Annandale North Public School

Strive to Excel

Telephone02 9660 3972

Emailannandalen-p.school@det.nsw.edu.au

Extra curricular activities

Our school incorporates various extra-curricular learning programs for our students.

Learning programs

Debating

Annandale North enters a debating competition against other local schools.

Debating provides an opportunity for students to work cooperatively in a team situation and utilise their leadership skills. The debating squad consists of two teams (negative and affirmative). Debates are held in terms 2 and 3.

Each year the school enters students from Kindergarten to Year 2 into range of speaking competitions.

Chess

Weekly afternoon chess lessons are conducted by the chess academy. These lessons are available for students of all ages.

Tournament of Minds

Tournament of Minds is a problem solving program offered to students at Annandale North Public school from years 3-6. The program involves students building up their skills of time management, critical thinking, enterprise, team- work, creativity and performance. Throughout the program students are given a choice of open-ended challenges that fall under the following disciplines: The Arts, STEM (Science, Technology, Engineering and Mathematics), Language Literature and Social Sciences. More information about Tournament of Minds can be found by clicking on this sentence.

Mathematics

The Maths Games (Years 3 and 4) and Maths Olympiad (Years 5 and 6) programs are embedded into Annandale North’s Mathematics curriculum. The programs focus on developing creative and critical thinking in solving mathematical problems. Every year, students are tested in class and teams are selected to participate in the competition whilst other students work on creative problem solving in their maths groups. More information about The Maths Games and Maths Olympiad can be found by clicking on this sentence.

School Lego League

Our school is proud of our involvement in the First Lego League. Every year, teams of up to 10 students build, program and compete with a robot, while also learning about a modern problem in science and engineering and developing solutions for it.  What First Lego League teams accomplish is nothing short of amazing. It’s fun. It’s exciting. And the skills they learn will last a lifetime.
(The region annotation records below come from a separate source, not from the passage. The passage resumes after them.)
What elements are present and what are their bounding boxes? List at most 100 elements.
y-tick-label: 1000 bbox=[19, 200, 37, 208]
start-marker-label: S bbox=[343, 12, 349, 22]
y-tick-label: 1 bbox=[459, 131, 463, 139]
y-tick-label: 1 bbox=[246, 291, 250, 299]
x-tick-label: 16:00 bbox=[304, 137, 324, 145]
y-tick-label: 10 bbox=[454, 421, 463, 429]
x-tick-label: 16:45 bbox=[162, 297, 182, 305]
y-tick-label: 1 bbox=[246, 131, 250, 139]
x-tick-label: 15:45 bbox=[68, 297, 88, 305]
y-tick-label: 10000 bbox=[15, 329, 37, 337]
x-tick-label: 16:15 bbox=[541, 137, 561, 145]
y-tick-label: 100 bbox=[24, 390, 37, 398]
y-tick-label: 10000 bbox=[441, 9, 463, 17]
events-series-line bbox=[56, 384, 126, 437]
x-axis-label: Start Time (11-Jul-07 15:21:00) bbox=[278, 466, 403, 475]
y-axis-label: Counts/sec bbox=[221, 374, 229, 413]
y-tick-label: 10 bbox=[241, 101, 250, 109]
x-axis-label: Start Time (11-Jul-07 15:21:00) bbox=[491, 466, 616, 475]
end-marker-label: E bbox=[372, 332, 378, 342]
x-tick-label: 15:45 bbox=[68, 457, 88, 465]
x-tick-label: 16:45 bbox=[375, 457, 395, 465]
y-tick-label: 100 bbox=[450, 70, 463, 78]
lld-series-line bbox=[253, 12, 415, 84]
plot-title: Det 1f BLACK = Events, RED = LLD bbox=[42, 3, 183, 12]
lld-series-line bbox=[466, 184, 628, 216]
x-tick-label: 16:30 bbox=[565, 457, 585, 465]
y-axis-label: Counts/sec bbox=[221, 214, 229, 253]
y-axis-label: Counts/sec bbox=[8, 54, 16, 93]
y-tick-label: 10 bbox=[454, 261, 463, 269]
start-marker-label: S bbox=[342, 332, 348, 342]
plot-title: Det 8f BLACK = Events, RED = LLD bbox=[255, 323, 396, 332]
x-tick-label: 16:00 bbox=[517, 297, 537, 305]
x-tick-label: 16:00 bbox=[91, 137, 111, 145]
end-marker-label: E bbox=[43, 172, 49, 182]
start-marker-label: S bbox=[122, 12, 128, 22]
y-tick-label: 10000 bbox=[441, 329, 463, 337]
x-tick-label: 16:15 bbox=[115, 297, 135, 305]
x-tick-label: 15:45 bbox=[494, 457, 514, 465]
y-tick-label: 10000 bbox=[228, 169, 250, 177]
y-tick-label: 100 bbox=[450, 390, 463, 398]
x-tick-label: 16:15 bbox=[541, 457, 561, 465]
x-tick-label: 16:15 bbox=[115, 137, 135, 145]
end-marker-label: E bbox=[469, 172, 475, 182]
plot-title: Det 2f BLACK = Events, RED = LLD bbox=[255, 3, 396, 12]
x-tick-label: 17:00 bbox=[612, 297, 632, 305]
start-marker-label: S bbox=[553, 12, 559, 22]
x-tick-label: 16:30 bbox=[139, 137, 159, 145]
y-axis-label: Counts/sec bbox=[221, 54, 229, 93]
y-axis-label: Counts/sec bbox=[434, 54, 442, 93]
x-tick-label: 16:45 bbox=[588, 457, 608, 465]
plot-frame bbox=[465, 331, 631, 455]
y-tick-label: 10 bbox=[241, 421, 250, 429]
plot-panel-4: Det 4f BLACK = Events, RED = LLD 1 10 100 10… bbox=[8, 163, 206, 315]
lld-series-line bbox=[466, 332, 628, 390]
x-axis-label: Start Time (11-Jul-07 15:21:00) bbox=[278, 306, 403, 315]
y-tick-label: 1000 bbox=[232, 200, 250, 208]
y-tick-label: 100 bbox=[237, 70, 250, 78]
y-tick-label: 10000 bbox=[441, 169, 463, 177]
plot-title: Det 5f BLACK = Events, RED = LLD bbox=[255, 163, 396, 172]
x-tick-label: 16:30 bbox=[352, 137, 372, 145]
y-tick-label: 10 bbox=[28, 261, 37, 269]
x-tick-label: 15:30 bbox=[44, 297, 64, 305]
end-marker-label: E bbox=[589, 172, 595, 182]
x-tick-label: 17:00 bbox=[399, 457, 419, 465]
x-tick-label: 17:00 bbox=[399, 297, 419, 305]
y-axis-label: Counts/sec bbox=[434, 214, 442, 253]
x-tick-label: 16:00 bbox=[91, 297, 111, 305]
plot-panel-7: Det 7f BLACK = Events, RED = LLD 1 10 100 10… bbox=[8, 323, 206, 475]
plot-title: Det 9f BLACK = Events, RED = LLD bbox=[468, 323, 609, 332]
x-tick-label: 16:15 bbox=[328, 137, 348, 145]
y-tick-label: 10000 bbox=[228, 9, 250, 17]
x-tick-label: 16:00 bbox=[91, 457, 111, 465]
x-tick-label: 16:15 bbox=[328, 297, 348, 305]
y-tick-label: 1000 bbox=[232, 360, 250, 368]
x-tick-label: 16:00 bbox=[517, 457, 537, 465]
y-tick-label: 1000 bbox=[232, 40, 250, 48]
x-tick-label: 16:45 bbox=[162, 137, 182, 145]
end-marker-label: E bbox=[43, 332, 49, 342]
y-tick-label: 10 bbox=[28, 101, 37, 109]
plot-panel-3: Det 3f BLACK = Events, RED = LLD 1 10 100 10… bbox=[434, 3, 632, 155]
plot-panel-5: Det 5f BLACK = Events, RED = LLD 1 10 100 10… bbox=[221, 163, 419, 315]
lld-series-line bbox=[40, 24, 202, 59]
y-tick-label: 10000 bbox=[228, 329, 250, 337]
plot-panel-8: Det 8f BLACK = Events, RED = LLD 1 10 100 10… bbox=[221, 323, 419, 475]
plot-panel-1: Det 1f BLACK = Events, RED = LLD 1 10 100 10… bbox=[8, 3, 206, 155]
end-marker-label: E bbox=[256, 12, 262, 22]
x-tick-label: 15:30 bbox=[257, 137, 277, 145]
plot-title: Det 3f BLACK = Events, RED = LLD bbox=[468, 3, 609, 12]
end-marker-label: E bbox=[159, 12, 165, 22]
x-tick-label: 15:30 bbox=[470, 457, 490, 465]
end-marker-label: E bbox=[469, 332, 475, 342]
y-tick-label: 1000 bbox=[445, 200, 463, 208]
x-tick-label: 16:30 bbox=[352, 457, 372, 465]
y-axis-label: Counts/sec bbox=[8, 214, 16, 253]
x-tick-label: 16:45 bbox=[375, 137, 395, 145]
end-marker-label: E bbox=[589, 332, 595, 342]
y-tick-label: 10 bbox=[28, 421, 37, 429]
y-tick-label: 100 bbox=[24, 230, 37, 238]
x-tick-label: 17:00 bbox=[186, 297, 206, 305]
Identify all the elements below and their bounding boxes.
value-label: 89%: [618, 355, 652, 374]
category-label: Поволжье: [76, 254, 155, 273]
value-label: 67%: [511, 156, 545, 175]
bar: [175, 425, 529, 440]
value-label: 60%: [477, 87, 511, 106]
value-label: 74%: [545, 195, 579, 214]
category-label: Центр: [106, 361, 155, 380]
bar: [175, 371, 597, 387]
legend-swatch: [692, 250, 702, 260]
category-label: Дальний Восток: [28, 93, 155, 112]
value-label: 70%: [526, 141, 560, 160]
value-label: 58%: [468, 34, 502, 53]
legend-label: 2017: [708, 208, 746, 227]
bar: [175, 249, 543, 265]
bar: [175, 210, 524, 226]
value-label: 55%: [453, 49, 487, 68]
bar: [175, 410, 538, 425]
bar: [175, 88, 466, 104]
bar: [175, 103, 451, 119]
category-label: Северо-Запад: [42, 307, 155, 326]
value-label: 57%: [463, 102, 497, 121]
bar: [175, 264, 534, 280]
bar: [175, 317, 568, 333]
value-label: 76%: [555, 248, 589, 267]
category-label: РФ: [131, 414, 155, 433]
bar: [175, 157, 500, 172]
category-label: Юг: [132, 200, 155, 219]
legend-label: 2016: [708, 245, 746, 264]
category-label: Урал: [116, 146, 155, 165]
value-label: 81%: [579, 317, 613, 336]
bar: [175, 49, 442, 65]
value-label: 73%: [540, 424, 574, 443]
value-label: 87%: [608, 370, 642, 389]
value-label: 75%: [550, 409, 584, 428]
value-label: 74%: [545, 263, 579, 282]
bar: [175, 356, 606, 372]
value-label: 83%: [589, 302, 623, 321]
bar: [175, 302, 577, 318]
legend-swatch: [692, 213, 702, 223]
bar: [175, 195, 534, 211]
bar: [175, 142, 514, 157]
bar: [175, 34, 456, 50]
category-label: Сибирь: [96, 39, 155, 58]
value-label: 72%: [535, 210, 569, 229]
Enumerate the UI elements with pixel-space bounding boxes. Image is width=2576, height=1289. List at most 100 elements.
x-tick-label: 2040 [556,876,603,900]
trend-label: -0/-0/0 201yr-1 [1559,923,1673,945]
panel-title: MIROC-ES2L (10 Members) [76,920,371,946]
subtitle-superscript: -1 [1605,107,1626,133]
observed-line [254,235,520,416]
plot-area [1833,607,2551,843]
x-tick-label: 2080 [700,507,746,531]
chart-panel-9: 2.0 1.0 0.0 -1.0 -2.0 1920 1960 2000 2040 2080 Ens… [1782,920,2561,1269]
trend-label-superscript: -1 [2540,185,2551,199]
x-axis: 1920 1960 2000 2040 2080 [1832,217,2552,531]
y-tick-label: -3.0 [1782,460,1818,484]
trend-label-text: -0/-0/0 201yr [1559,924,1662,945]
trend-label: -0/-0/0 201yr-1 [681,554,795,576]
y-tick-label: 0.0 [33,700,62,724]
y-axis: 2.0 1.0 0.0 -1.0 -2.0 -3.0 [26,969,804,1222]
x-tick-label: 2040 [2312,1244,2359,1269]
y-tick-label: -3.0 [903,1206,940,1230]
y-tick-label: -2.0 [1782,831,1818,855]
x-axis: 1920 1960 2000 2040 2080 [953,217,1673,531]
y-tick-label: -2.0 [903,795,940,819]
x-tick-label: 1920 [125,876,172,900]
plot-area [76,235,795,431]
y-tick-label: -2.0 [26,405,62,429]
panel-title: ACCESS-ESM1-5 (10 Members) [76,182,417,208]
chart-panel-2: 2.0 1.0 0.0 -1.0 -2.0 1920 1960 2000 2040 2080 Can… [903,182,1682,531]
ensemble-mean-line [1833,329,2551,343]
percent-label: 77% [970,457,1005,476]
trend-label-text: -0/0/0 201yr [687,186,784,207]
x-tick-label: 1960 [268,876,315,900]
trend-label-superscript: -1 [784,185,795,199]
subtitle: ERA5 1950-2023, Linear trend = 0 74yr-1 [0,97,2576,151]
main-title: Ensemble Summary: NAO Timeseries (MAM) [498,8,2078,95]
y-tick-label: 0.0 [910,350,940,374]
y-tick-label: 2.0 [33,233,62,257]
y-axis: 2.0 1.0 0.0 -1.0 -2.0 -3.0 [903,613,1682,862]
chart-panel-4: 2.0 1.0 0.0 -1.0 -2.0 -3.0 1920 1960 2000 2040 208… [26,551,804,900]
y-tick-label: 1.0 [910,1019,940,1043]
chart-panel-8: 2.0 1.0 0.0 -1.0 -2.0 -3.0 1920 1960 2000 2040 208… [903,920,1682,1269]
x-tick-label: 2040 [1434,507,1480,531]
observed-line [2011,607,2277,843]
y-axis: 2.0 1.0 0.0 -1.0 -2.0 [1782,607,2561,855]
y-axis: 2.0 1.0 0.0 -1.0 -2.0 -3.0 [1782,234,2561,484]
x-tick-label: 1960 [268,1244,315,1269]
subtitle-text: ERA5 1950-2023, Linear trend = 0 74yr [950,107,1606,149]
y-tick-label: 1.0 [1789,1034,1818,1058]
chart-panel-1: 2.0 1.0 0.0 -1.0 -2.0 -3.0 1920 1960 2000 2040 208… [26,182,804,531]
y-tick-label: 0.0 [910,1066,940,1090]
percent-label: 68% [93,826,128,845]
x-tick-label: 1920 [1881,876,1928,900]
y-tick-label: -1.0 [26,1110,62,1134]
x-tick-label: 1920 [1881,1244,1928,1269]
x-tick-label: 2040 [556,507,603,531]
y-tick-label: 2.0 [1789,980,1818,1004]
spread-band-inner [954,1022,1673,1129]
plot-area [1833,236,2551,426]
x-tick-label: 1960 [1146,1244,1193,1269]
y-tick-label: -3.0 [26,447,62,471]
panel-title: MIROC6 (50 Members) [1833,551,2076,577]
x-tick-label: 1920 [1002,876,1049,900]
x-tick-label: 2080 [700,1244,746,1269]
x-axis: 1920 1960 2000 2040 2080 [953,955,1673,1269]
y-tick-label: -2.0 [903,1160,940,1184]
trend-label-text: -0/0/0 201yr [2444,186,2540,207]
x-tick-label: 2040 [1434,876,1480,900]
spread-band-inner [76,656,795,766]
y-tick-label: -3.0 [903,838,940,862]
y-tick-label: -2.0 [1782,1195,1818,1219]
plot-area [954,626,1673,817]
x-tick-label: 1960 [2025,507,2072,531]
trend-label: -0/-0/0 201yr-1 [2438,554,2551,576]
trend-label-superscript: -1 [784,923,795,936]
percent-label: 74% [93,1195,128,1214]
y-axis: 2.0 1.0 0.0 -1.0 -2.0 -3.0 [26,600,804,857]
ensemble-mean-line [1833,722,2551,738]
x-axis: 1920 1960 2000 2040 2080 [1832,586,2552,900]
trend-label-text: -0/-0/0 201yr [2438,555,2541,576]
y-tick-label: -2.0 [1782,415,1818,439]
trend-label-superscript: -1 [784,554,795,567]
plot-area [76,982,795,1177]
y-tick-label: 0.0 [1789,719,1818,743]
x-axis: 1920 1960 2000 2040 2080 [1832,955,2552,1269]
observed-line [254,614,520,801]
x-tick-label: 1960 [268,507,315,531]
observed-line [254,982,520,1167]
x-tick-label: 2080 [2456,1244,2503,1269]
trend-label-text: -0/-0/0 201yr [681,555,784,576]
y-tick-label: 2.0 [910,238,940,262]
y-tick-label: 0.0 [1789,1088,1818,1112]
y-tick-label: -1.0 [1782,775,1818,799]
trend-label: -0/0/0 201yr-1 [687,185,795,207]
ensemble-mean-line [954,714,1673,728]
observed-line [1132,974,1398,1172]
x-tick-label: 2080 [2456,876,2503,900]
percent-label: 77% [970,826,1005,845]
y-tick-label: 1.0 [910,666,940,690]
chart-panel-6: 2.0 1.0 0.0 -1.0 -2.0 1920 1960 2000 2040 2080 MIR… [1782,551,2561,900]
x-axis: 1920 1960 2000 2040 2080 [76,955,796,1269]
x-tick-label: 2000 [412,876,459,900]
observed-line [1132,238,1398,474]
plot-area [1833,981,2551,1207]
First Lego League is a multi-part competition judged on three important elements:

  • robot

Teams design, build and program a Lego robot to complete a series of challenges. A number of awards are given for robot performance, programming innovation and clever design.

  • project

Every year, teams study the year’s theme and develop solutions to problems they’ve identified in society. Working on the project teaches students to research, think critically, work as a team and speak publicly. The project shows students they have the power to change the world, as teams can share successful ideas with their community, their school, their families, even all of Australia and the world. 

  • core values

Throughout the competition, teams are judged on their adherence to the First Lego League core values, including teamwork, cooperation, and gracious professionalism. Through this celebration of good qualities, First Lego League seeks to make students into better competitors, citizens, problem-solvers and engineers.